Angus Tyers

Personal information
- Born: 9 November 1987 (age 38)

Sport
- Country: Australia
- Sport: Rowing
- Club: Melbourne Uni Boat Club

Medal record
Men's rowing
Representing Australia
World Rowing Championships
| Silver medal – second place | 2010 Lake Karapiro | LM8+ |

= Angus Tyers =

Angus Tyers (born 9 November 1987) is an Australian former representative lightweight rower, who won a silver medal at the 2010 World Rowing Championships. In 2021 Angus became a father, with his partner Elizabeth, to Ted Tyers.

==Club and state rowing==
Tyers was raised in Melbourne, and his senior club rowing was from the Melbourne University Boat Club.

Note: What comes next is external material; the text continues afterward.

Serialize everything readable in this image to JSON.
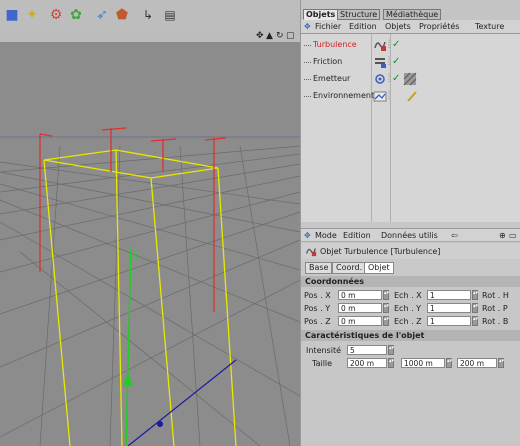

He first made state selection for Victoria in 2006 in the men's youth eight which contested the Noel F Wilkinson Trophy at the Interstate Regatta within the Australian Rowing Championships. He rowed again in the Victorian youth eight in 2007 this time at stroke. In 2008 he was selected at stroke in the Victorian lightweight four to contest the Penrith Cup at the Interstate Regatta. He made further Penrith Cup appearances for Victorian in 2009 and 2010, stroking all three Victorian lightweight fours in which he raced.

In 2007 at the Australian University Championships and wearing Monash University colours he won the lightweight single sculls title. He defended that title in 2008.

==International representative rowing==
Tyers made his Australian representative debut in 2008 at the World Rowing U23 Championships in Brandenburg World in a lightweight quad scull. They rowed to eighth place. The following year he was elevated to the Australian senior lightweight squad and rowed in a coxless four at the 2009 World Rowing Championships in Poznan finishing in fourteenth place.

In 2010 he was in contention for the Australian lightweight eight. That crew raced in coxless four combinations at the World Rowing Cups II and III in Europe with Tyers stroking one of those fours to an eleventh place in Munich. At the 2010 World Rowing Championships in Lake Karapiro they came together as an eight and with Tyers in the two seat, they took the silver medal at those world championships.